1952 film by Cecil B. DeMille

The Greatest Show on Earth is a 1952 American Technicolor epic drama film produced and directed by Cecil B. DeMille, and released by Paramount Pictures. Set in the Ringling Bros. and Barnum & Bailey Circus, the film stars Betty Hutton and Cornel Wilde as trapeze artists competing for the center ring and Charlton Heston as the circus manager. James Stewart also stars as a mysterious clown who never removes his makeup, and Dorothy Lamour and Gloria Grahame also play supporting roles.

The film won Academy Awards for Best Picture and Best Story and was nominated for Best Costume Design, Best Director and Best Film Editing. It also won Golden Globe Awards for Best Cinematography, Best Director and Best Motion Picture – Drama.

==Plot==
Brad Braden is the general manager of the world's largest railroad circus. The show's board of directors wants a short 10-week season rather than risking losing money in a postwar economy. Brad bargains to keep the circus on the road as long as it is profitable, keeping the 1,400 performers and staff employed.

Brad tells his aerialist girlfriend Holly that she is no longer the starring act with top billing.

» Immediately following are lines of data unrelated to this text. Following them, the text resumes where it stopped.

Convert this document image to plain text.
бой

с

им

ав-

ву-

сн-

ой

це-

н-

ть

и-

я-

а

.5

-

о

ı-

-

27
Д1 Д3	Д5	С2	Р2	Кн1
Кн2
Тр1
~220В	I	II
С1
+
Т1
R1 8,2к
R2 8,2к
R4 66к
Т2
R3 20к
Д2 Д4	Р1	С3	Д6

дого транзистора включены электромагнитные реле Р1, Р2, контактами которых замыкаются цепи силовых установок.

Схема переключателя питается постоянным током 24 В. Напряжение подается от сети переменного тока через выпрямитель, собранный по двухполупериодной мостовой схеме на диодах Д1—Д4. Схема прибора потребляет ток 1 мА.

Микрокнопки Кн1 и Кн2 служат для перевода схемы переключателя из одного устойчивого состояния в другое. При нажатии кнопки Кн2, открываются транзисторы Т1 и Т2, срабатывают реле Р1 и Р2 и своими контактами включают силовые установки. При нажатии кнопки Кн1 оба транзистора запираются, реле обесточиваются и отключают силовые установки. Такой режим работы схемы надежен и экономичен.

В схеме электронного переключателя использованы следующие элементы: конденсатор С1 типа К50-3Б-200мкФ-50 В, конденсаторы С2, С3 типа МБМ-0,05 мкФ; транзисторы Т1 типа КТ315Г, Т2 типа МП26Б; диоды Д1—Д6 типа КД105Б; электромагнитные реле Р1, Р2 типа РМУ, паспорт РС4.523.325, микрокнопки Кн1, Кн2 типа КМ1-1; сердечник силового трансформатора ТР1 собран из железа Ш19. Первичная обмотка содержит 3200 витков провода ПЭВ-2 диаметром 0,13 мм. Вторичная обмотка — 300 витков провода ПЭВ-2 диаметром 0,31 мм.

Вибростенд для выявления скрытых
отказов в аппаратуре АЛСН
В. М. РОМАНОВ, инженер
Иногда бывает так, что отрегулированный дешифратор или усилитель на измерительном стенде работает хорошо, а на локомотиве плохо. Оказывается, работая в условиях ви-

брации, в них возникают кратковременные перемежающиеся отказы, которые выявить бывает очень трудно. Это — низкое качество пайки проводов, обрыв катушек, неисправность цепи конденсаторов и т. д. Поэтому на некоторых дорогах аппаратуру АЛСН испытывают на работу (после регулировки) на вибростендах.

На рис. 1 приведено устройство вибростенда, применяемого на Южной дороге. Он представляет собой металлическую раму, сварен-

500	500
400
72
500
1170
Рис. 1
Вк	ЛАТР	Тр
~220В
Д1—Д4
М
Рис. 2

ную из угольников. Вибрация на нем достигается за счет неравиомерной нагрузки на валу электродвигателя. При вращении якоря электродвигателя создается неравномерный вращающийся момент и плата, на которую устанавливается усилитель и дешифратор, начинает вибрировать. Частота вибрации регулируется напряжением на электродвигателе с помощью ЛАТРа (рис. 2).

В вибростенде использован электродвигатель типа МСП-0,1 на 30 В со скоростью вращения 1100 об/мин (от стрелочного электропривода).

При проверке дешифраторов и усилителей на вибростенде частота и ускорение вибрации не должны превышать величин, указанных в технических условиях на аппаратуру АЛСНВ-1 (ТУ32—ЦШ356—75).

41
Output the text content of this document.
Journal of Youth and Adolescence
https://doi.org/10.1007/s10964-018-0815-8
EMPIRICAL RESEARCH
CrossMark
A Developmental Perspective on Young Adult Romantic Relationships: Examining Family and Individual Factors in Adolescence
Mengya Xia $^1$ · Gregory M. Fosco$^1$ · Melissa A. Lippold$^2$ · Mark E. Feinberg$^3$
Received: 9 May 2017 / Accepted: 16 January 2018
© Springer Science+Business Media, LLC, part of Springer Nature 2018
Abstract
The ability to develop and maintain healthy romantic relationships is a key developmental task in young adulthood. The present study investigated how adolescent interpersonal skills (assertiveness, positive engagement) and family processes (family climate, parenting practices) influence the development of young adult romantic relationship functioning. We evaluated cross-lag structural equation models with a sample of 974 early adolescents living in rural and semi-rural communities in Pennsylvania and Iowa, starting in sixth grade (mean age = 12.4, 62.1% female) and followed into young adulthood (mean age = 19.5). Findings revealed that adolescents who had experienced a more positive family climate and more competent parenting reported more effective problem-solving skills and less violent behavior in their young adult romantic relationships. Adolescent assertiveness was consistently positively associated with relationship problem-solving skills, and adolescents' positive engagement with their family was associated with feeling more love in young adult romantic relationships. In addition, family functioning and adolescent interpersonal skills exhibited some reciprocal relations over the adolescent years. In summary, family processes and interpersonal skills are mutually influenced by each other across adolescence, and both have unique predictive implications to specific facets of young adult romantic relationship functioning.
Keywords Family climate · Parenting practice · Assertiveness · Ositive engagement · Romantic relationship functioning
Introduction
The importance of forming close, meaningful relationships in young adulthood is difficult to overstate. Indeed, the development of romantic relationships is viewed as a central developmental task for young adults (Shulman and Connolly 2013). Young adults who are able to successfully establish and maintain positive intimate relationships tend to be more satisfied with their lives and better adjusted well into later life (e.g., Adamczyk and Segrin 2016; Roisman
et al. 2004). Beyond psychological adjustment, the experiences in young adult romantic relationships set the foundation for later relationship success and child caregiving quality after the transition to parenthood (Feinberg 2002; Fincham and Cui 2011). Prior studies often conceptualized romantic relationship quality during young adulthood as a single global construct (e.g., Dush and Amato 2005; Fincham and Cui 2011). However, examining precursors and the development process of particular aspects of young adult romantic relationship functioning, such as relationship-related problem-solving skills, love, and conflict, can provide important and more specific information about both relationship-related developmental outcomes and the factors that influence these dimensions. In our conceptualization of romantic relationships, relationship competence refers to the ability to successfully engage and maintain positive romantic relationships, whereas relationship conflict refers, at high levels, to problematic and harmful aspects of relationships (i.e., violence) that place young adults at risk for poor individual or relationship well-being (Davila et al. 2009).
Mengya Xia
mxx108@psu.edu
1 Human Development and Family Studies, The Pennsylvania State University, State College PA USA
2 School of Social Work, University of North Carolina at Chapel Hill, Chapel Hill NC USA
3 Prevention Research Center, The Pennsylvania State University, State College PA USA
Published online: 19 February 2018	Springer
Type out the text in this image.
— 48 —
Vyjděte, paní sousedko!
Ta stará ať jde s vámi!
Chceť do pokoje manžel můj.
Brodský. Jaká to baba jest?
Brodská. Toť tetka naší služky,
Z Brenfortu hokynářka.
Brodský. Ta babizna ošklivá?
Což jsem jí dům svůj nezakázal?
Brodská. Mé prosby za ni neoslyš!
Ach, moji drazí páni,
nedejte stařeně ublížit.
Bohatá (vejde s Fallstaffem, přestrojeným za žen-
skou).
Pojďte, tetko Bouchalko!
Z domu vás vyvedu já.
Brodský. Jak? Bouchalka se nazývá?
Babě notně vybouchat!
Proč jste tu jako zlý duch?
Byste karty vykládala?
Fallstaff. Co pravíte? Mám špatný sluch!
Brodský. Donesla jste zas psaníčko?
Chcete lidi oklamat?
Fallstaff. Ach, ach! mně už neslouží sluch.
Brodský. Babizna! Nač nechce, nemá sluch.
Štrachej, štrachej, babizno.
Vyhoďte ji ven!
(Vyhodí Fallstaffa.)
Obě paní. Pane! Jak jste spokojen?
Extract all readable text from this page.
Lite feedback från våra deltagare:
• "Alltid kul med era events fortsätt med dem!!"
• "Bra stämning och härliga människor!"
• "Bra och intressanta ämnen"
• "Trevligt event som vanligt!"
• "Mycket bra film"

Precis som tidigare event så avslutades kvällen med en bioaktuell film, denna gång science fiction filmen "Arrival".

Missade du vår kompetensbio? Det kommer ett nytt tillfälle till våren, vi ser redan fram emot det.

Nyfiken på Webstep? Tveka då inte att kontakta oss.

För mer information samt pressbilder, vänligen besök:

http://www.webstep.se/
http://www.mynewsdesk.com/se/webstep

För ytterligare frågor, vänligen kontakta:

World-famous aerialist and notorious ladies' man The Great Sebastian has been hired as the main star to increase attendance. Buttons the Clown, who never appears without his makeup, seems to possess medical knowledge. Holly reads a newspaper article about a mercy killer but does not immediately connect the doctor who killed his wife to Buttons.

Sebastian arrives and is coldly greeted by two former lovers: Angel, who performs in the elephant act with the pathologically jealous Klaus, and Phyllis, who performs an iron jaw and vocal act. Sebastian, attracted to Holly, offers her the center ring, knowing that Brad will never allow the change. Holly is disappointed and vows that her ring will become the main focus.

Buttons' mother attends a performance and warns him that the police are on his trail. The competition between the two aerialists becomes increasingly dangerous. The aerial duel ends when Sebastian removes his safety net and then suffers a serious fall. Buttons tends to him before the ambulance arrives, impressing the circus' doctor. Holly regains the center ring and star billing, but she is devastated by how she attained it. Brad is unable to comfort her because she has romantic feelings for Sebastian.

Brad catches and fires crooked midway concessionaire Harry for cheating customers. Harry hangs about the show's periphery sowing disaffection, particularly with the jealous Klaus. Sebastian eventually rejoins the show, but with his right arm paralyzed, he can only perform menial work. Holly professes that she loves Sebastian, believing Brad has no feelings for her. When Angel starts a relationship with Brad, Klaus threatens to kill Angel during a performance with one of the elephants. Brad intervenes and fires Klaus.

An FBI special agent hunting the mercy killer accompanies the circus train, believing that the doctor might be hiding in the show. Brad, never having seen Buttons out of makeup, does not recognize the doctor's photo. Buttons tells Brad that Sebastian has regained some feeling in his hand. Brad, having made the connection, casually mentions that the FBI man will be taking fingerprints at the next stop, allowing Buttons to escape or hide.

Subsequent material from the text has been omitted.